To assess tetracycline effects on female reproduction, F0 control and treated virgin females and males were mated to yield 16 replications of each of the four cross types, i.e., control female x control male (CC), tetracycline female x control male (TC), control female x tetracycline male (CT) and tetracycline female x tetracycline male (TT). Each pair was placed in a 28-mm mating arena and given a 40 min mating opportunity. Males typically produce a spermatophore within 7 min of encountering a female and previous research on C. scorpioides, involving several hundred videotaped matings, indicates that 98% of virgin females are sexually receptive16,20. After mating, C. scorpioides females exhibit one of the three possible outcomes: (i) failure to produce a brood of embryos; (ii) production of a brood of embryos but subsequent spontaneous abortion of the entire brood, or (iii) brood production and carrying of embryos to term, with all nymphs birthing simultaneously. Commencing on the fifth day following mating, each female was monitored until she gave birth to a brood of nymphs, spontaneously aborted her brood or failed to produce a brood within 30 d. Analysis of the lifetime reproductive success of more than 200 C. scorpioides females indicates that females failing to produce a brood within three weeks of mating never become gravid20. Females that did produce broods were carefully removed from their vials as soon as individual embryos became clearly distinguishable and their brood sacs photographed for embryo counting, as described elsewhere19. The females were then returned to their vials and monitored until they either gave birth to a first brood of nymphs or spontaneously aborted the brood sac.
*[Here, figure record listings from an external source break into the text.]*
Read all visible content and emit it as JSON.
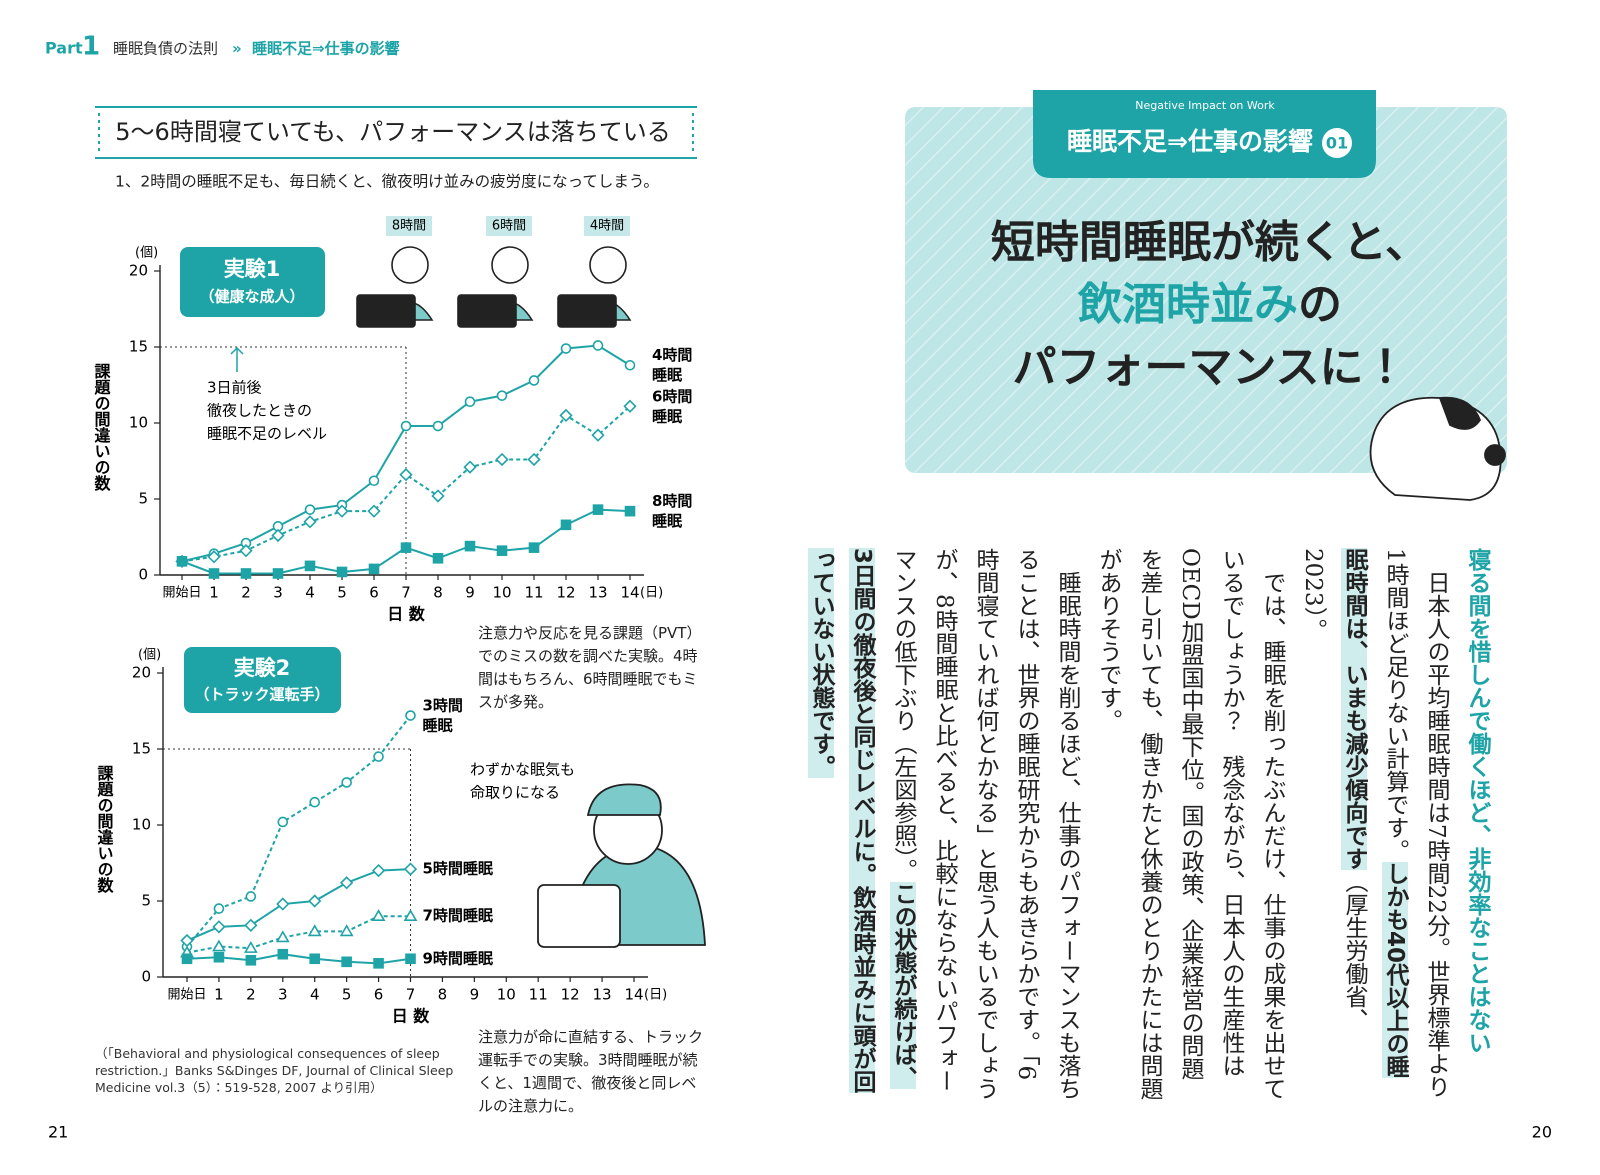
{
  "header": {
    "part": "Part",
    "part_number": "1",
    "book_section": "睡眠負債の法則",
    "separator": "»",
    "topic": "睡眠不足⇒仕事の影響"
  },
  "left_page": {
    "section_title": "5～6時間寝ていても、パフォーマンスは落ちている",
    "subtitle": "1、2時間の睡眠不足も、毎日続くと、徹夜明け並みの疲労度になってしまう。",
    "illustration_labels": [
      "8時間",
      "6時間",
      "4時間"
    ],
    "notes": [
      "注意力や反応を見る課題（PVT）でのミスの数を調べた実験。4時間はもちろん、6時間睡眠でもミスが多発。",
      "注意力が命に直結する、トラック運転手での実験。3時間睡眠が続くと、1週間で、徹夜後と同レベルの注意力に。"
    ],
    "citation": "（「Behavioral and physiological consequences of sleep restriction.」Banks S&Dinges DF, Journal of Clinical Sleep Medicine vol.3（5）：519-528, 2007 より引用）",
    "page_number": "21"
  },
  "chart_data": [
    {
      "type": "line",
      "badge": "実験1",
      "badge_subtitle": "（健康な成人）",
      "y_unit": "(個)",
      "ylabel": "課題の間違いの数",
      "xlabel": "日 数",
      "x_unit": "(日)",
      "x": [
        0,
        1,
        2,
        3,
        4,
        5,
        6,
        7,
        8,
        9,
        10,
        11,
        12,
        13,
        14
      ],
      "xlim": [
        0,
        14
      ],
      "xticks": [
        {
          "value": 0,
          "label": "開始日"
        },
        1,
        2,
        3,
        4,
        5,
        6,
        7,
        8,
        9,
        10,
        11,
        12,
        13,
        14
      ],
      "ylim": [
        0,
        20
      ],
      "yticks": [
        0,
        5,
        10,
        15,
        20
      ],
      "reference_y": 15,
      "reference_x": 7,
      "annotation": [
        "3日前後",
        "徹夜したときの",
        "睡眠不足のレベル"
      ],
      "series": [
        {
          "name": "4時間睡眠",
          "color": "#1ea4a6",
          "marker": "circle",
          "filled": false,
          "dashed": false,
          "values": [
            0.9,
            1.4,
            2.1,
            3.2,
            4.3,
            4.6,
            6.2,
            9.8,
            9.8,
            11.4,
            11.8,
            12.8,
            14.9,
            15.1,
            13.8
          ]
        },
        {
          "name": "6時間睡眠",
          "color": "#1ea4a6",
          "marker": "diamond",
          "filled": false,
          "dashed": true,
          "values": [
            0.9,
            1.2,
            1.6,
            2.6,
            3.5,
            4.2,
            4.2,
            6.6,
            5.2,
            7.1,
            7.6,
            7.6,
            10.5,
            9.2,
            11.1
          ]
        },
        {
          "name": "8時間睡眠",
          "color": "#1ea4a6",
          "marker": "square",
          "filled": true,
          "dashed": false,
          "values": [
            0.9,
            0.1,
            0.1,
            0.1,
            0.6,
            0.2,
            0.4,
            1.8,
            1.1,
            1.9,
            1.6,
            1.8,
            3.3,
            4.3,
            4.2
          ]
        }
      ]
    },
    {
      "type": "line",
      "badge": "実験2",
      "badge_subtitle": "（トラック運転手）",
      "y_unit": "(個)",
      "ylabel": "課題の間違いの数",
      "xlabel": "日 数",
      "x_unit": "(日)",
      "x": [
        0,
        1,
        2,
        3,
        4,
        5,
        6,
        7
      ],
      "xlim": [
        0,
        14
      ],
      "xticks": [
        {
          "value": 0,
          "label": "開始日"
        },
        1,
        2,
        3,
        4,
        5,
        6,
        7,
        8,
        9,
        10,
        11,
        12,
        13,
        14
      ],
      "ylim": [
        0,
        20
      ],
      "yticks": [
        0,
        5,
        10,
        15,
        20
      ],
      "reference_y": 15,
      "reference_x": 7,
      "annotation": [
        "わずかな眠気も",
        "命取りになる"
      ],
      "series": [
        {
          "name": "3時間睡眠",
          "color": "#1ea4a6",
          "marker": "circle",
          "filled": false,
          "dashed": true,
          "values": [
            2.0,
            4.5,
            5.3,
            10.2,
            11.5,
            12.8,
            14.5,
            17.2
          ]
        },
        {
          "name": "5時間睡眠",
          "color": "#1ea4a6",
          "marker": "diamond",
          "filled": false,
          "dashed": false,
          "values": [
            2.4,
            3.3,
            3.4,
            4.8,
            5.0,
            6.2,
            7.0,
            7.1
          ]
        },
        {
          "name": "7時間睡眠",
          "color": "#1ea4a6",
          "marker": "triangle",
          "filled": false,
          "dashed": true,
          "values": [
            1.6,
            2.0,
            1.9,
            2.6,
            3.0,
            3.0,
            4.0,
            4.0
          ]
        },
        {
          "name": "9時間睡眠",
          "color": "#1ea4a6",
          "marker": "square",
          "filled": true,
          "dashed": false,
          "values": [
            1.2,
            1.3,
            1.1,
            1.5,
            1.2,
            1.0,
            0.9,
            1.2
          ]
        }
      ]
    }
  ],
  "right_page": {
    "tag": "Negative Impact on Work",
    "banner_title": "睡眠不足⇒仕事の影響",
    "banner_number": "01",
    "headline": [
      [
        {
          "text": "短時間睡眠が続くと、"
        }
      ],
      [
        {
          "text": "飲酒時並み",
          "emphasis": true
        },
        {
          "text": "の"
        }
      ],
      [
        {
          "text": "パフォーマンスに！"
        }
      ]
    ],
    "lead": "寝る間を惜しんで働くほど、非効率なことはない",
    "body": [
      [
        {
          "text": "日本人の平均睡眠時間は7時間22分。世界標準より1時間ほど足りない計算です。"
        },
        {
          "text": "しかも40代以上の睡眠時間は、いまも減少傾向です",
          "emphasis": true
        },
        {
          "text": "（厚生労働省、2023）。"
        }
      ],
      [
        {
          "text": "では、睡眠を削ったぶんだけ、仕事の成果を出せているでしょうか？　残念ながら、日本人の生産性はOECD加盟国中最下位。国の政策、企業経営の問題を差し引いても、働きかたと休養のとりかたには問題がありそうです。"
        }
      ],
      [
        {
          "text": "睡眠時間を削るほど、仕事のパフォーマンスも落ちることは、世界の睡眠研究からもあきらかです。「6時間寝ていれば何とかなる」と思う人もいるでしょうが、8時間睡眠と比べると、比較にならないパフォーマンスの低下ぶり（左図参照）。"
        },
        {
          "text": "この状態が続けば、3日間の徹夜後と同じレベルに。飲酒時並みに頭が回っていない状態です。",
          "emphasis": true
        }
      ]
    ],
    "page_number": "20"
  }
}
During gestation, females remain in a silken nest constructed on the vial wall and brood development could therefore be monitored without further disturbance to the female20. Within 48 h of birth, nymphs were removed from the nest and counted.
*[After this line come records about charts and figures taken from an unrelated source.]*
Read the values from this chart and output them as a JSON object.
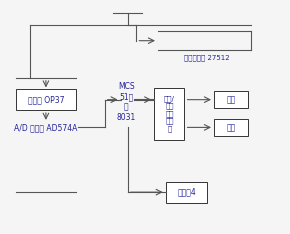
{
  "bg_color": "#f0f0f0",
  "line_color": "#555555",
  "text_color": "#222299",
  "box_edge": "#333333",
  "font_size": 5.5,
  "amp_label": "放大器 OP37",
  "adc_label": "A/D 转换器 AD574A",
  "mcu_label": "MCS\n51系\n列\n8031",
  "kbd_if_label": "键盘/\n显示\n器接\n口芯\n片",
  "kbd_label": "键盘",
  "disp_label": "显示",
  "relay_label": "继电器4",
  "rom_label": "程序存储器 27512"
}
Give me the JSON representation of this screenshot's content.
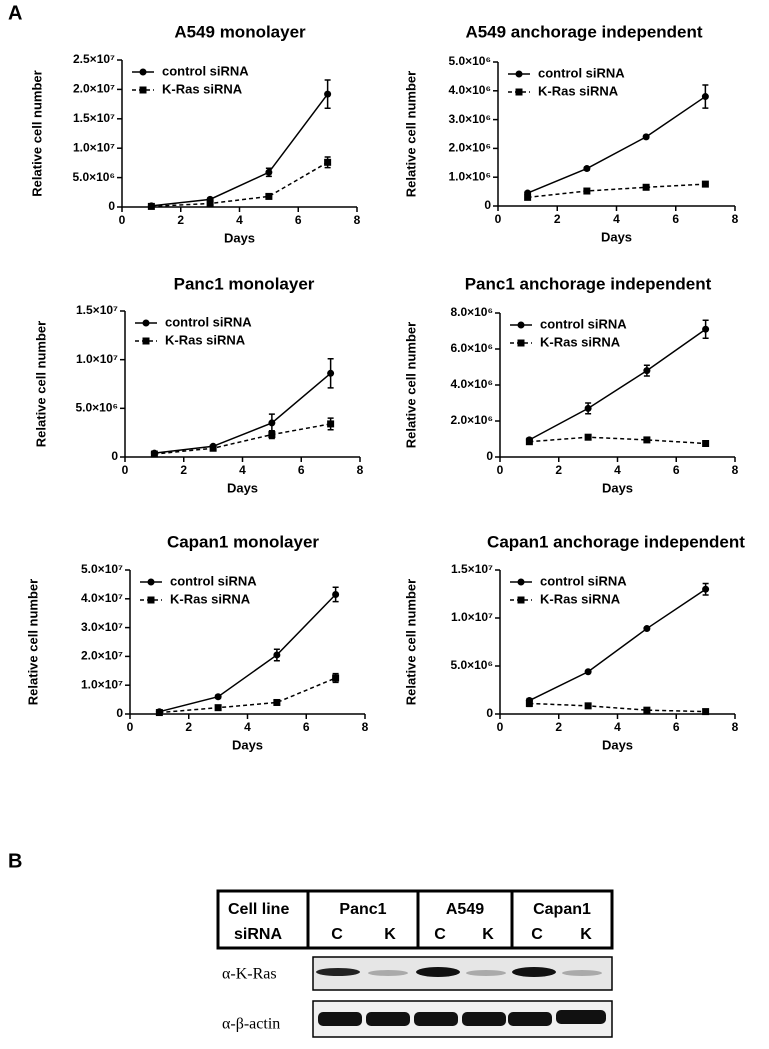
{
  "panel_labels": [
    "A",
    "B"
  ],
  "chart_data": [
    {
      "type": "line",
      "title": "A549 monolayer",
      "xlabel": "Days",
      "ylabel": "Relative cell number",
      "x": [
        1,
        3,
        5,
        7
      ],
      "xlim": [
        0,
        8
      ],
      "xticks": [
        0,
        2,
        4,
        6,
        8
      ],
      "ylim": [
        0,
        25000000
      ],
      "yticks": [
        0,
        {
          "value": 5000000,
          "label": "5.0×10⁶"
        },
        {
          "value": 10000000,
          "label": "1.0×10⁷"
        },
        {
          "value": 15000000,
          "label": "1.5×10⁷"
        },
        {
          "value": 20000000,
          "label": "2.0×10⁷"
        },
        {
          "value": 25000000,
          "label": "2.5×10⁷"
        }
      ],
      "legend": "upper left",
      "series": [
        {
          "name": "control siRNA",
          "color": "#000000",
          "linestyle": "solid",
          "marker": "circle",
          "values": [
            200000,
            1300000,
            5900000,
            19200000
          ],
          "errors": [
            100000,
            200000,
            700000,
            2400000
          ]
        },
        {
          "name": "K-Ras siRNA",
          "color": "#000000",
          "linestyle": "dashed",
          "marker": "square",
          "values": [
            100000,
            600000,
            1800000,
            7600000
          ],
          "errors": [
            50000,
            100000,
            200000,
            900000
          ]
        }
      ]
    },
    {
      "type": "line",
      "title": "A549 anchorage independent",
      "xlabel": "Days",
      "ylabel": "Relative cell number",
      "x": [
        1,
        3,
        5,
        7
      ],
      "xlim": [
        0,
        8
      ],
      "xticks": [
        0,
        2,
        4,
        6,
        8
      ],
      "ylim": [
        0,
        5000000
      ],
      "yticks": [
        0,
        {
          "value": 1000000,
          "label": "1.0×10⁶"
        },
        {
          "value": 2000000,
          "label": "2.0×10⁶"
        },
        {
          "value": 3000000,
          "label": "3.0×10⁶"
        },
        {
          "value": 4000000,
          "label": "4.0×10⁶"
        },
        {
          "value": 5000000,
          "label": "5.0×10⁶"
        }
      ],
      "legend": "upper left",
      "series": [
        {
          "name": "control siRNA",
          "color": "#000000",
          "linestyle": "solid",
          "marker": "circle",
          "values": [
            450000,
            1300000,
            2400000,
            3800000
          ],
          "errors": [
            50000,
            50000,
            50000,
            400000
          ]
        },
        {
          "name": "K-Ras siRNA",
          "color": "#000000",
          "linestyle": "dashed",
          "marker": "square",
          "values": [
            300000,
            520000,
            650000,
            760000
          ],
          "errors": [
            30000,
            50000,
            40000,
            40000
          ]
        }
      ]
    },
    {
      "type": "line",
      "title": "Panc1 monolayer",
      "xlabel": "Days",
      "ylabel": "Relative cell number",
      "x": [
        1,
        3,
        5,
        7
      ],
      "xlim": [
        0,
        8
      ],
      "xticks": [
        0,
        2,
        4,
        6,
        8
      ],
      "ylim": [
        0,
        15000000
      ],
      "yticks": [
        0,
        {
          "value": 5000000,
          "label": "5.0×10⁶"
        },
        {
          "value": 10000000,
          "label": "1.0×10⁷"
        },
        {
          "value": 15000000,
          "label": "1.5×10⁷"
        }
      ],
      "legend": "upper left",
      "series": [
        {
          "name": "control siRNA",
          "color": "#000000",
          "linestyle": "solid",
          "marker": "circle",
          "values": [
            400000,
            1100000,
            3500000,
            8600000
          ],
          "errors": [
            100000,
            100000,
            900000,
            1500000
          ]
        },
        {
          "name": "K-Ras siRNA",
          "color": "#000000",
          "linestyle": "dashed",
          "marker": "square",
          "values": [
            300000,
            900000,
            2300000,
            3400000
          ],
          "errors": [
            50000,
            100000,
            400000,
            600000
          ]
        }
      ]
    },
    {
      "type": "line",
      "title": "Panc1 anchorage independent",
      "xlabel": "Days",
      "ylabel": "Relative cell number",
      "x": [
        1,
        3,
        5,
        7
      ],
      "xlim": [
        0,
        8
      ],
      "xticks": [
        0,
        2,
        4,
        6,
        8
      ],
      "ylim": [
        0,
        8000000
      ],
      "yticks": [
        0,
        {
          "value": 2000000,
          "label": "2.0×10⁶"
        },
        {
          "value": 4000000,
          "label": "4.0×10⁶"
        },
        {
          "value": 6000000,
          "label": "6.0×10⁶"
        },
        {
          "value": 8000000,
          "label": "8.0×10⁶"
        }
      ],
      "legend": "upper left",
      "series": [
        {
          "name": "control siRNA",
          "color": "#000000",
          "linestyle": "solid",
          "marker": "circle",
          "values": [
            950000,
            2700000,
            4800000,
            7100000
          ],
          "errors": [
            100000,
            300000,
            300000,
            500000
          ]
        },
        {
          "name": "K-Ras siRNA",
          "color": "#000000",
          "linestyle": "dashed",
          "marker": "square",
          "values": [
            850000,
            1100000,
            950000,
            750000
          ],
          "errors": [
            50000,
            100000,
            50000,
            50000
          ]
        }
      ]
    },
    {
      "type": "line",
      "title": "Capan1 monolayer",
      "xlabel": "Days",
      "ylabel": "Relative cell number",
      "x": [
        1,
        3,
        5,
        7
      ],
      "xlim": [
        0,
        8
      ],
      "xticks": [
        0,
        2,
        4,
        6,
        8
      ],
      "ylim": [
        0,
        50000000
      ],
      "yticks": [
        0,
        {
          "value": 10000000,
          "label": "1.0×10⁷"
        },
        {
          "value": 20000000,
          "label": "2.0×10⁷"
        },
        {
          "value": 30000000,
          "label": "3.0×10⁷"
        },
        {
          "value": 40000000,
          "label": "4.0×10⁷"
        },
        {
          "value": 50000000,
          "label": "5.0×10⁷"
        }
      ],
      "legend": "upper left",
      "series": [
        {
          "name": "control siRNA",
          "color": "#000000",
          "linestyle": "solid",
          "marker": "circle",
          "values": [
            800000,
            6000000,
            20500000,
            41500000
          ],
          "errors": [
            200000,
            500000,
            2000000,
            2500000
          ]
        },
        {
          "name": "K-Ras siRNA",
          "color": "#000000",
          "linestyle": "dashed",
          "marker": "square",
          "values": [
            500000,
            2200000,
            4000000,
            12500000
          ],
          "errors": [
            100000,
            200000,
            300000,
            1500000
          ]
        }
      ]
    },
    {
      "type": "line",
      "title": "Capan1 anchorage independent",
      "xlabel": "Days",
      "ylabel": "Relative cell number",
      "x": [
        1,
        3,
        5,
        7
      ],
      "xlim": [
        0,
        8
      ],
      "xticks": [
        0,
        2,
        4,
        6,
        8
      ],
      "ylim": [
        0,
        15000000
      ],
      "yticks": [
        0,
        {
          "value": 5000000,
          "label": "5.0×10⁶"
        },
        {
          "value": 10000000,
          "label": "1.0×10⁷"
        },
        {
          "value": 15000000,
          "label": "1.5×10⁷"
        }
      ],
      "legend": "upper left",
      "series": [
        {
          "name": "control siRNA",
          "color": "#000000",
          "linestyle": "solid",
          "marker": "circle",
          "values": [
            1400000,
            4400000,
            8900000,
            13000000
          ],
          "errors": [
            200000,
            100000,
            100000,
            600000
          ]
        },
        {
          "name": "K-Ras siRNA",
          "color": "#000000",
          "linestyle": "dashed",
          "marker": "square",
          "values": [
            1100000,
            850000,
            400000,
            250000
          ],
          "errors": [
            300000,
            100000,
            100000,
            50000
          ]
        }
      ]
    }
  ],
  "blot": {
    "header": [
      "Cell line",
      "siRNA"
    ],
    "groups": [
      {
        "name": "Panc1",
        "lanes": [
          "C",
          "K"
        ]
      },
      {
        "name": "A549",
        "lanes": [
          "C",
          "K"
        ]
      },
      {
        "name": "Capan1",
        "lanes": [
          "C",
          "K"
        ]
      }
    ],
    "rows": [
      "α-K-Ras",
      "α-β-actin"
    ]
  }
}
To investigate transgenerational effects of tetracycline treatment, offspring from eight replications of each cross type were reared to adults on tetracycline-free prey for assessment of F1 body size (n = 212 males; 188 females) and ejaculate characters (n = 16 CC; 16 CT; 15 TC and 16 TT males). Finally, to determine whether the significant effect of sire treatment on sperm viability in the F1 (see Results) was perpetuated in the F2 generation, the offspring of 24 F1 TT and 24 CC males outcrossed to untreated females from the laboratory population were reared on tetracycline-free prey and sperm number and viability quantified for 32 and 27 sons of TT and CC males, respectively.

Statistical analyses

To analyze treatment effects on morphology, ejaculate traits and female reproduction, we used a general linear mixed model (GLMM), as implemented in SAS31. To avoid pseudoreplication, full-sibling family identity was included in the models as a random effect. Cephalothorax length and sperm number were approximately normally distributed and GLMMs for analyzing these response variables incorporated a Gaussian distribution, an identity link function, a Laplace maximum likelihood approximation and the SAS containment degrees of freedom method31. Since sperm viability was assessed as the proportion of live sperm, we analyzed this response variable, using the GLIMMIX logit link function to fit a binomial response variable31. The P values for all statistical tests are two-tailed.